I have trained a graph attention network using Pytorch_geometric (although, I am pretty sure this question is Pytorch specific) - apologies if it is not.
I want to get node embeddings now from the first GATConv layer on the original but also test graphs that have been slightly modified. I have read about hooks etc, but am struggling to implement these as they do not make perfect sense to me (new to Pytorch framework)

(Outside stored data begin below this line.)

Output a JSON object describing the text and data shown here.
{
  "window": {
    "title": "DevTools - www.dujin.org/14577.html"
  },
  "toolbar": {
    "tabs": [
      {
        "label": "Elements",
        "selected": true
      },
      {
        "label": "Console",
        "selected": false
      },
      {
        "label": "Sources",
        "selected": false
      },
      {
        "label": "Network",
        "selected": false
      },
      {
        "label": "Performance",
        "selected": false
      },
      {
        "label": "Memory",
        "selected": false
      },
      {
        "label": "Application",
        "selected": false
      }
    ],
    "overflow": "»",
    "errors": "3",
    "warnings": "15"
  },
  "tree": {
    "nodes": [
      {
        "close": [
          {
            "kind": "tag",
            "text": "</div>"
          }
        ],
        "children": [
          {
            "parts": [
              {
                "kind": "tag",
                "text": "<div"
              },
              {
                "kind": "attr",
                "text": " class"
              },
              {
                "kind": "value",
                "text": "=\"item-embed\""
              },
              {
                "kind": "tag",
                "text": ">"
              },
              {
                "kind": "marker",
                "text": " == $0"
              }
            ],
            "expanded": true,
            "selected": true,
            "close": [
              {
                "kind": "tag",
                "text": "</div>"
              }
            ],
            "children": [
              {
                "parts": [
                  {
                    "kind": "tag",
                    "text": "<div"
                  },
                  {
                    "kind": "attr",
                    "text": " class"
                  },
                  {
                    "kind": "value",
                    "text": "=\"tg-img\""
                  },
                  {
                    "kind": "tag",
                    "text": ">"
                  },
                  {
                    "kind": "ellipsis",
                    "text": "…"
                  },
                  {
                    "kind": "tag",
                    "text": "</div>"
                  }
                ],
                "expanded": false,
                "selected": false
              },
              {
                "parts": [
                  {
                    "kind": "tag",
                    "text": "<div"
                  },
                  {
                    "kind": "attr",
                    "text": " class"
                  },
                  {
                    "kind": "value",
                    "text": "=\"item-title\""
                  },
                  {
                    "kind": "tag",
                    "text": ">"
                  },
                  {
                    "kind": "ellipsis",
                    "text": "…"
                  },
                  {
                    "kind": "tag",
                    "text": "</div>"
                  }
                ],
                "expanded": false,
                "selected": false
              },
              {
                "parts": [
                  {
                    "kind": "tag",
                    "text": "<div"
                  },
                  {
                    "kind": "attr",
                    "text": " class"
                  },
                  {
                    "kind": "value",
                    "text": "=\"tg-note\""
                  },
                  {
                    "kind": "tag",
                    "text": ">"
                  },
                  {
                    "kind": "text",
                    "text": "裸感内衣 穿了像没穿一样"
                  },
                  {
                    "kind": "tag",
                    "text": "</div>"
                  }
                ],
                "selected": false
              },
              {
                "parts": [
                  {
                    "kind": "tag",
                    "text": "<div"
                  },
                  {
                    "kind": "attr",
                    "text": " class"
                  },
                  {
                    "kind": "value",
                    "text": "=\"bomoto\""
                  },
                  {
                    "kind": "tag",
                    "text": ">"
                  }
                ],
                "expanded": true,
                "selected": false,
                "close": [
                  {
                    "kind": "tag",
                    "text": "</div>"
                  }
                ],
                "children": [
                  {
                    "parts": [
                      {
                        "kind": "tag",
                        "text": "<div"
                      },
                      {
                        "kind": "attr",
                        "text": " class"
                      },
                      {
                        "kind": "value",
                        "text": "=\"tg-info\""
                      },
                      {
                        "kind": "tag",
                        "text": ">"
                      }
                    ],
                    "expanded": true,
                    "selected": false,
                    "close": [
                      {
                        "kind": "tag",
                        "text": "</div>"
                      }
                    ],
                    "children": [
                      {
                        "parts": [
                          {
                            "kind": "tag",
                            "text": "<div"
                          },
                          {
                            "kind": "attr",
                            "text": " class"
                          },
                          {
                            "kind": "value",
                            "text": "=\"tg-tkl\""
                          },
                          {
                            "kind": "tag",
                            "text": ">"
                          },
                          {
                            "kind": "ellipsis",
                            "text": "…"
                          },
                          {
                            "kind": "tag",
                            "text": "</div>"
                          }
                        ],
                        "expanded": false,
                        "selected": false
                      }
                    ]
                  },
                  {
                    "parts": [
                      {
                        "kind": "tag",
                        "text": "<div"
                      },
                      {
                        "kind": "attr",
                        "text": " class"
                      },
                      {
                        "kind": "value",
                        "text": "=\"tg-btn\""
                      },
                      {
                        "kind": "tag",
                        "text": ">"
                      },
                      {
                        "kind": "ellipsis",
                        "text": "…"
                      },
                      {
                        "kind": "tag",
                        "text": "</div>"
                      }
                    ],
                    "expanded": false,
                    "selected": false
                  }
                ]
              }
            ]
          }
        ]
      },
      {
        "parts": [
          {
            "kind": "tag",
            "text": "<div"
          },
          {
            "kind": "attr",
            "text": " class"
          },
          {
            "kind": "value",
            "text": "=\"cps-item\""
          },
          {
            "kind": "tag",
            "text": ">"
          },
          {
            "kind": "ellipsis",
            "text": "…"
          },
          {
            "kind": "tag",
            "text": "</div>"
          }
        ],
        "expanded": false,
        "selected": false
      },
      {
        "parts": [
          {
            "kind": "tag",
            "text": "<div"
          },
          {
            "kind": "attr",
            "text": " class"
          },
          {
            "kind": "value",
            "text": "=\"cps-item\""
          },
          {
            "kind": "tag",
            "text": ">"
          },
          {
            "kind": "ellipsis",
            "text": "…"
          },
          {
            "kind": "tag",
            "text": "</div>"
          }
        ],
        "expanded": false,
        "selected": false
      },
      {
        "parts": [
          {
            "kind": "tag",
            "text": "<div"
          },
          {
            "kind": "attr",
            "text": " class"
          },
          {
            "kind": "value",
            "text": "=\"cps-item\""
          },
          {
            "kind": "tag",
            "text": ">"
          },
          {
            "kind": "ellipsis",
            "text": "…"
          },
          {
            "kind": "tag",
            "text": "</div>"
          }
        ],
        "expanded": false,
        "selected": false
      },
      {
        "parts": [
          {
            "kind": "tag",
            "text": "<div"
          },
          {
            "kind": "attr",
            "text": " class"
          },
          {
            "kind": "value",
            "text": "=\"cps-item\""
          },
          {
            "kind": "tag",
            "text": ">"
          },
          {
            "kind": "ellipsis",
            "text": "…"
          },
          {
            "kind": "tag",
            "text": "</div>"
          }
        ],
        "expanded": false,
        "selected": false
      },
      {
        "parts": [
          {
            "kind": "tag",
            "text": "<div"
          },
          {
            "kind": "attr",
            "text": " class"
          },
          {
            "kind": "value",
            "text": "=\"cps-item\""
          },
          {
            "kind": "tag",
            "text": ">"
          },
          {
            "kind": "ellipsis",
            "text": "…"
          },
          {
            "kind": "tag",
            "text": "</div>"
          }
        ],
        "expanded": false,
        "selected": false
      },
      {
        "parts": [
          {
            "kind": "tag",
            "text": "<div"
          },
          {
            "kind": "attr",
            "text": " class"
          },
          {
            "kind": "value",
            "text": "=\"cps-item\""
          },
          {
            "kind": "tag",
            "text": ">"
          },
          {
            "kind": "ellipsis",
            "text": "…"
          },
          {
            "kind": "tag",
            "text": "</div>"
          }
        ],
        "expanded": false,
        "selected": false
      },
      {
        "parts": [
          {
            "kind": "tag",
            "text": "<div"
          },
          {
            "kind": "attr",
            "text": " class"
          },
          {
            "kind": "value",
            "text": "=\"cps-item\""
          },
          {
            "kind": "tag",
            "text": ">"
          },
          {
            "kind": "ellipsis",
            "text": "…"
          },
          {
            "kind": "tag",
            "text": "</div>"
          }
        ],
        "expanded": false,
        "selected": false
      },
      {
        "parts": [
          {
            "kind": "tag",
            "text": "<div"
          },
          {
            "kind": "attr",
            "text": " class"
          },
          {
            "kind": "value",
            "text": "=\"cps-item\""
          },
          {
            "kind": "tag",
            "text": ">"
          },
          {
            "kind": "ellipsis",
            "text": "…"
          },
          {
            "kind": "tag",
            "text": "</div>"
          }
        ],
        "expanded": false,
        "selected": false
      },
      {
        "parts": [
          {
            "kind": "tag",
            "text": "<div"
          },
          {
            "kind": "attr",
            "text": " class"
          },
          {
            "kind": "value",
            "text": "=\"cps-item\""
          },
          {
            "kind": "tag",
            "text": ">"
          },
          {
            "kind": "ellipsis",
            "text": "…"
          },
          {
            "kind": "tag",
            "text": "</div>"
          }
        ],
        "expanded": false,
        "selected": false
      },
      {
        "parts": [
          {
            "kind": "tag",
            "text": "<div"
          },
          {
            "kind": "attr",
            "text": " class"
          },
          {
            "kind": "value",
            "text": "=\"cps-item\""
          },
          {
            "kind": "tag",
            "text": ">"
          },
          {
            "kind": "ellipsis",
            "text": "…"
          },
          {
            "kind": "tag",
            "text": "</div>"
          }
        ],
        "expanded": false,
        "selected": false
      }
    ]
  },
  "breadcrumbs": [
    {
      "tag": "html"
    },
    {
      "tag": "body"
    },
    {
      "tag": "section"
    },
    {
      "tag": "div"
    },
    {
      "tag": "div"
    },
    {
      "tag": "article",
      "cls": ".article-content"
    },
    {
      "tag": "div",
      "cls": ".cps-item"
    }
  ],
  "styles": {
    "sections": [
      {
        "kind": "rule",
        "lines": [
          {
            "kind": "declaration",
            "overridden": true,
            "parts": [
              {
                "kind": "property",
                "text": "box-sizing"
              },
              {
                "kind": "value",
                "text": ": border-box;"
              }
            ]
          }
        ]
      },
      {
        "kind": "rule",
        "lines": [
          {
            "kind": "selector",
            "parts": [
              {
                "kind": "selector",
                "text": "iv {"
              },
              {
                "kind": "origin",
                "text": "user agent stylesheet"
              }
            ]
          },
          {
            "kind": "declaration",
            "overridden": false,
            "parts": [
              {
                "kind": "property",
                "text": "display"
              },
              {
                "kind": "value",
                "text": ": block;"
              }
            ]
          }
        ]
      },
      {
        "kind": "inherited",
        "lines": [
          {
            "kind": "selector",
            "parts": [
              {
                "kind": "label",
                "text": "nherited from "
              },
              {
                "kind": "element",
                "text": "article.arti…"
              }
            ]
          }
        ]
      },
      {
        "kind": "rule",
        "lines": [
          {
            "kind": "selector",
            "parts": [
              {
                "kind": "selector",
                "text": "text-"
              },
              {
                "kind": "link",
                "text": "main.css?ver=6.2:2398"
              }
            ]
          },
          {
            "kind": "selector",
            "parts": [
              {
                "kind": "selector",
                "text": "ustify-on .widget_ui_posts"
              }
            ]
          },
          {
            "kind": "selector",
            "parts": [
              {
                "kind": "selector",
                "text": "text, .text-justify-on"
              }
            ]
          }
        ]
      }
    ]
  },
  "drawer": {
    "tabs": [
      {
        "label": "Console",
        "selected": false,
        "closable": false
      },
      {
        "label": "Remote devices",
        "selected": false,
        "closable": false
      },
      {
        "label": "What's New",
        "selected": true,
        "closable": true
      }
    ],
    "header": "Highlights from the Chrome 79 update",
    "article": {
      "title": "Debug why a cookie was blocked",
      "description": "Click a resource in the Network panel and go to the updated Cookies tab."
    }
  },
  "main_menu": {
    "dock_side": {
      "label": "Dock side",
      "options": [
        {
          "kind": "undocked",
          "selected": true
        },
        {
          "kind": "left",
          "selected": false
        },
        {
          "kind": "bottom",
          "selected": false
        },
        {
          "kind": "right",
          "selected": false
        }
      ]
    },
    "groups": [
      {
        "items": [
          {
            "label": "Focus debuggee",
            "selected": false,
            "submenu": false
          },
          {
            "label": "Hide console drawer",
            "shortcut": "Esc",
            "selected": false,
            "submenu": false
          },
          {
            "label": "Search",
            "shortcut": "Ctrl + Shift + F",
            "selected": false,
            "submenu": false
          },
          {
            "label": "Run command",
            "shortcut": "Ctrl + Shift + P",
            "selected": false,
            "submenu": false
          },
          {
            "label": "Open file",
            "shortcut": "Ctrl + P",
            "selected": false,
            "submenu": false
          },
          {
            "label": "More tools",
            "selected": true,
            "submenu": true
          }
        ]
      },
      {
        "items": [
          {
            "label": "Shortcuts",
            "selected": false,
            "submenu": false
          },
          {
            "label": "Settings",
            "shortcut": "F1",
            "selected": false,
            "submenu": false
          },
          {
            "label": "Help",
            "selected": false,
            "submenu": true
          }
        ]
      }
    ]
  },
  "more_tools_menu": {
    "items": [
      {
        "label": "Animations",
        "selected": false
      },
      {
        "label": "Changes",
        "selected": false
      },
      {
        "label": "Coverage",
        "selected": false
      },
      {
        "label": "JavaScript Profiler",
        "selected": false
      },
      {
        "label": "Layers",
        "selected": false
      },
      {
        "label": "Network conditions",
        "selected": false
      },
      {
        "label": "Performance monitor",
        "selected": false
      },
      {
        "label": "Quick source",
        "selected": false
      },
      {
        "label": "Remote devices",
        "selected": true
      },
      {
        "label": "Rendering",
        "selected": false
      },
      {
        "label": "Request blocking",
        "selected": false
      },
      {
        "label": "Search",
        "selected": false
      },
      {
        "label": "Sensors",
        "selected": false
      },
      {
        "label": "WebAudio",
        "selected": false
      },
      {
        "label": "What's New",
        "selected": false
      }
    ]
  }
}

Generally, forward hooks are used to obtain output from intermediate layer(s) when a forward pass is performed through the whole network. For instance, you can register a forward hook for all your conv layers. Then, if you perform a forward pass with model(input), the hook will store the outputs of your conv layers. In your case model.gat_conv1(data) works because it is the first layer of the network. However, you would have to perform another forward pass to get model(data). On the other hand, a forward hook will fetch you the output of both gat_conv1 and the model with one single forward pass. You can choose to use the forward hook depending on your use case.
I have not used Pytorch Geometric, so I do not know about why the embeddings are not normalized. Does GatConv output a normalized tensor?
got it! this makes perfect sense - I will stick to using model.gat_conv1(data) as this is all i require for a certain task i am doing!
on the second point I need to check (i don’t know, the short answer to your question) - but when using Tensorflow, taking the output of the first GATConv layer normally returns normalised constrained values. I will do some digging!